The MDC with its rallying cry, “Chinja Maitiro” or, loosely translated, change your ways is doomed to be a has been political party while the ZANU-PF leadership will continue to not only plunder Zimbabwe, but suppress the Zimbabweans even more than colonialist Ian Douglas Smith ever did.
The point, surely, is that the international community led by Britain and America should not take their eyes off the ball on the Zimbabwean pitch because an African solution seems to have been found. That lull will prove to be fatal when the rest of the world wakes up to find that Mugabe is firmly in power, Morgan Tsvangirai is a diplomat in an Asian outpost and the killing continues.
The truth of the matter is that SADC facilitator, South African President Thabo Mbeki has not succeeded in his efforts to seek a political solution in Zimbabwe. Success can only be measured if ZANU-PF starts respecting results of elections whose polls are freely cast and results swiftly announced and winners and losers take their respective places.
The realistic thing is for the International Criminal Court prosecutor to place Mugabe on the wanted list like it has done to Sudanese president Hassan Al Bashir for the mayhem in Darfur where thousands of people have died.

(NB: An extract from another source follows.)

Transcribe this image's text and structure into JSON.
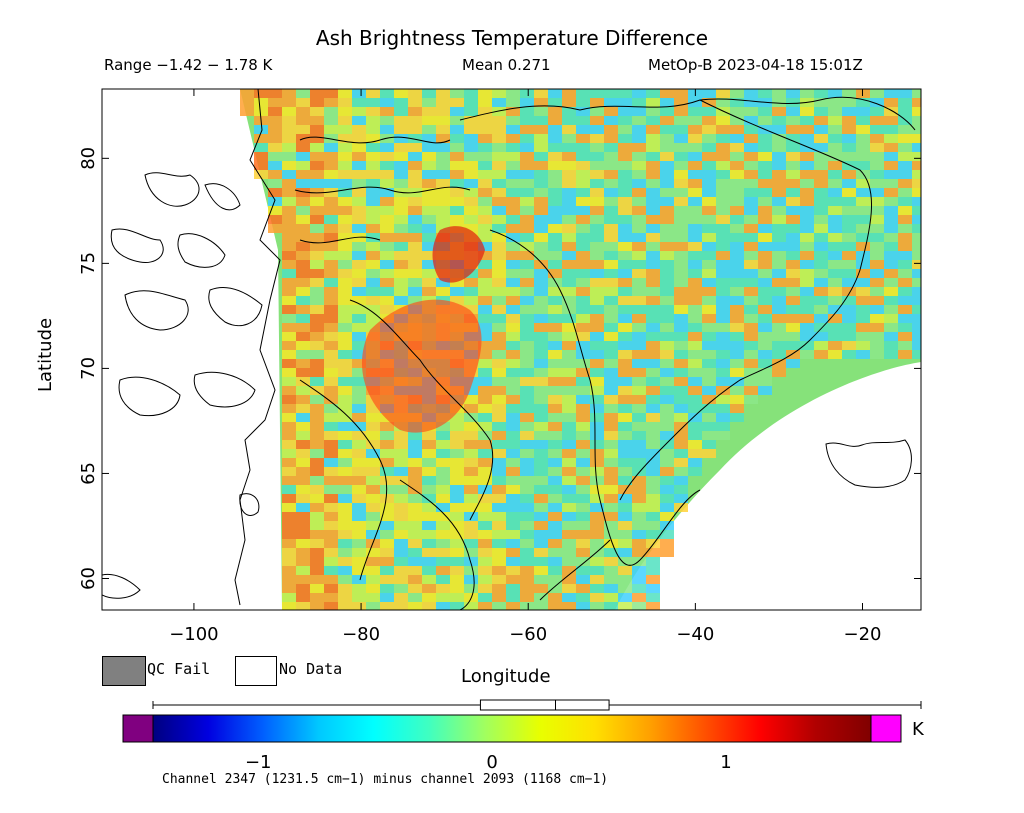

Still on Zimbabwe, I wonder on whose side that country’s first true freedom fighter, Mbuya Nehanda, who in the 1800s said “my bones will rise” is because ZANU-PF keep on claiming her name even as they brutalise the people.

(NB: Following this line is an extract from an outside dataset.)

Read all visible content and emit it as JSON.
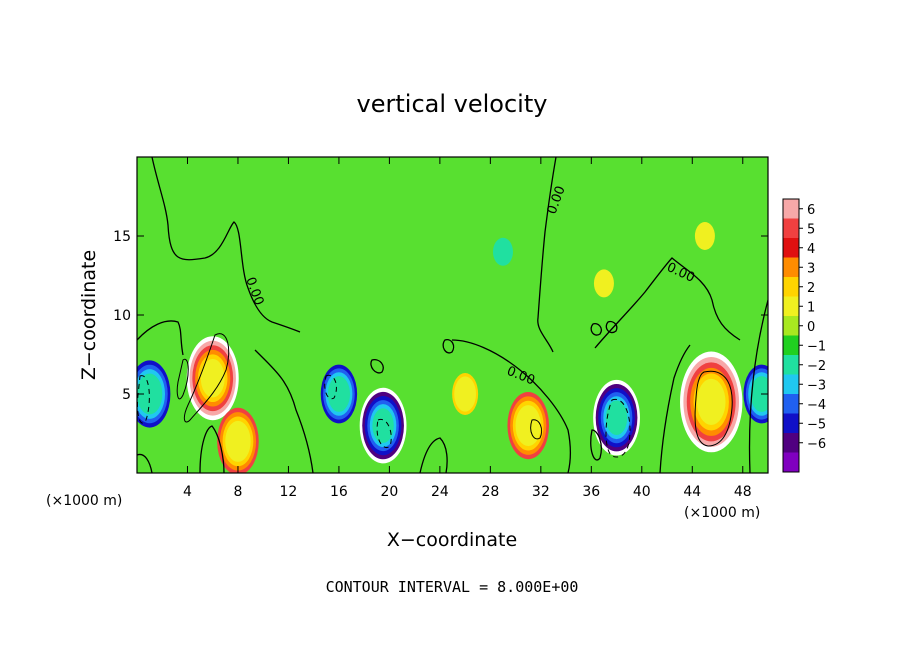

I am very sure that when Mbuya Nehanda fought the whites then, she did not have in mind the situation currently obtaining in Zimbabwe today. What would be shocking to her is that black Zimbabweans are killing fellow black Zimbabweans and stealing from them the same way whites stole land and cattle from them.
I was shocked and saddened to receive a message on the passing on of Post columnist Joseph Chanda whom I had the privilege of working with at the Zambia Daily Mail in Ndola when I was Chief Reporter and he was a correspondent.
What separated Joseph from other correspondents was his determination to get a story where others did not see one. He went on to get a job at the Times of Zambia Ndola before he moved on to the Post.
Behind the scenes, we continued exchanging e-mails on some of the write-ups we both did—my comments on his columns and his comments on my columns. RIP, mate.